Christopher Woolard spoke about “a new model for financial regulation in the UK” when he delivered his final speech as the Financial Conduct Authority’s interim chief executive. Nikhil Rathi has now started work as the regulator’s permanent CEO, while Mr Woolard concentrates on his new role leading a review of unsecured credit regulation.

Addressing the 10th Annual International Financial Services Forum in late September 2020, Mr Woolard began by suggesting that Covid-19 would accelerate some trends that were already evident prior to the pandemic, including:

  • The decline of the high street and town and city centres
  • The differences between the financial situations faced by different generations
  • A reduction in job security
  • An increased reliance on technology

Concerning the last of these, he commented on the need to ensure that people who might be uncomfortable using technology do not become excluded from financial services.

Mr Woolard then remarked that there had been “a real difference in terms of impact on the haves and have-nots in this crisis that doesn’t conform to the patterns of previous economic shocks”. While some consumers had been able to reduce their debts and build up their savings, others were very badly affected by the pandemic and had been forced to rely on special forbearance measures from their credit providers – measures which firms were compelled to offer following the intervention of the FCA.

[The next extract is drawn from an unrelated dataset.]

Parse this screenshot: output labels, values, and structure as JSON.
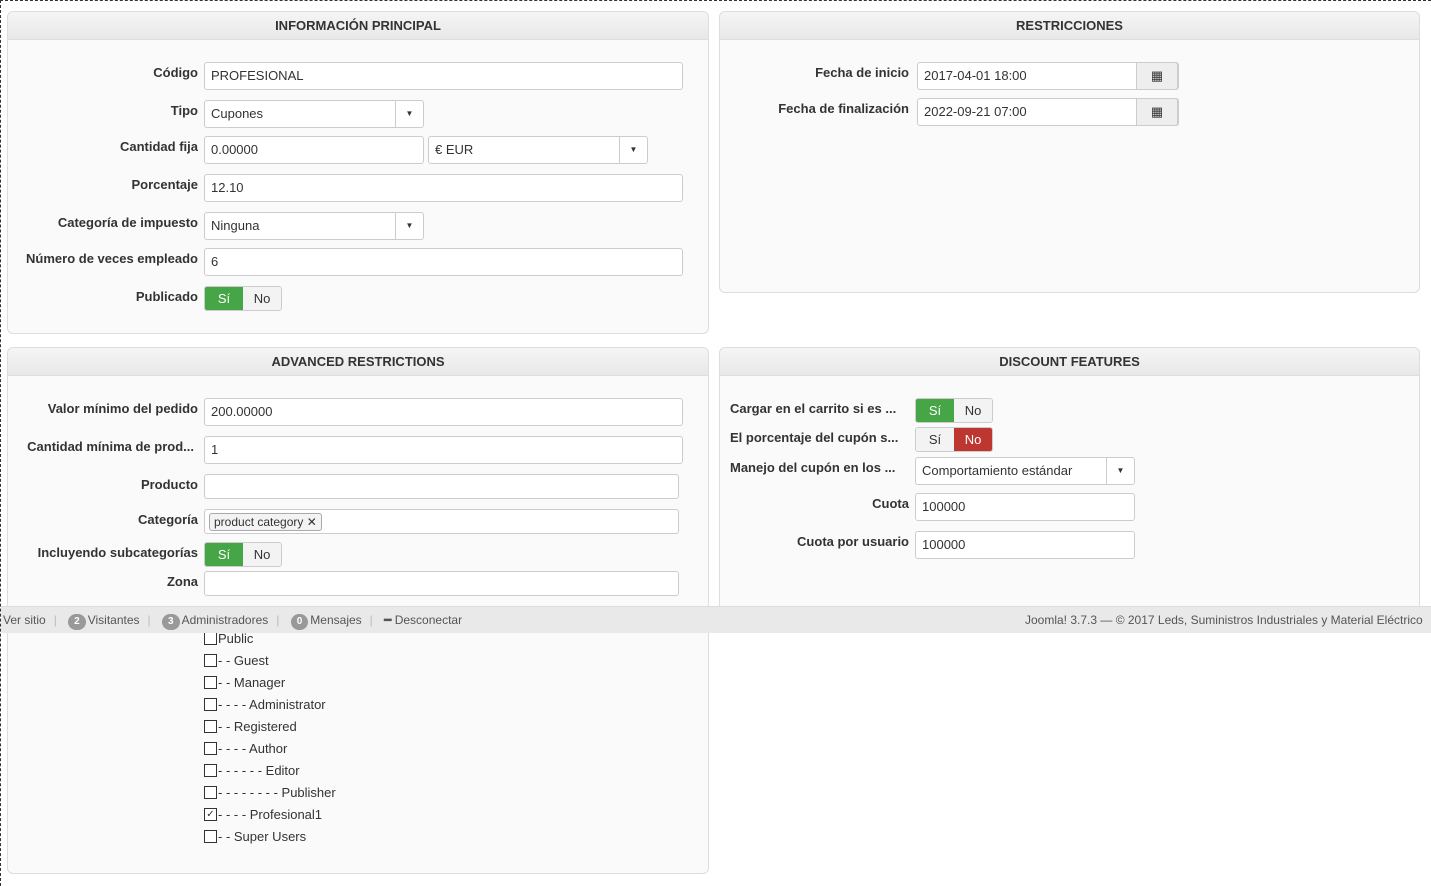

The FCA chief executive then turned to his new role as head of the unsecured credit review task force, and suggested that the current demand for credit was being addressed by new product innovations, such as “the growth of unregulated products in retail and the workplace”. These unregulated products will be one of the main areas of focus in Mr Woolard’s review.

In the next section of the speech, Mr Woolard acknowledged that the FCA itself needed to change. He spoke of the way the regulator hopes to make better use of data in the future;  and also acknowledged that there could be “painful lessons” ahead, when the results into some investigations of potential failures of the regulatory system are published in the coming months.

Finally, he spoke of some issues affecting the future of regulation, including:

  • The need for the FCA to work closely with other regulators and agencies
  • A desire to make the requirements for regulated firms more straightforward
  • Whether the FCA Handbook remains effective
  • The challenges posed by Brexit

 

In conclusion, Mr Woolard said:

“As I step down as interim chief executive and away from the FCA board, I recognise the scale of the challenge for the FCA.

“I’ve served with some exceptional colleagues and the FCA is lucky to have them. We’ve changed and improved many things about how we work, including in the last six months as we sought to protect markets and millions of consumers.

“But the FCA finds itself – like the industry it regulates, like the society it regulates on behalf of, and the polity its regime is designed by – at a crossroads.

“The coronavirus emergency, business models, technology and consumer expectations are coming together to pose a series of dilemmas that society, business and regulators will need to tackle.

“As, if it does, the FCA must look ahead to the future but also behind it to take lessons from its past.”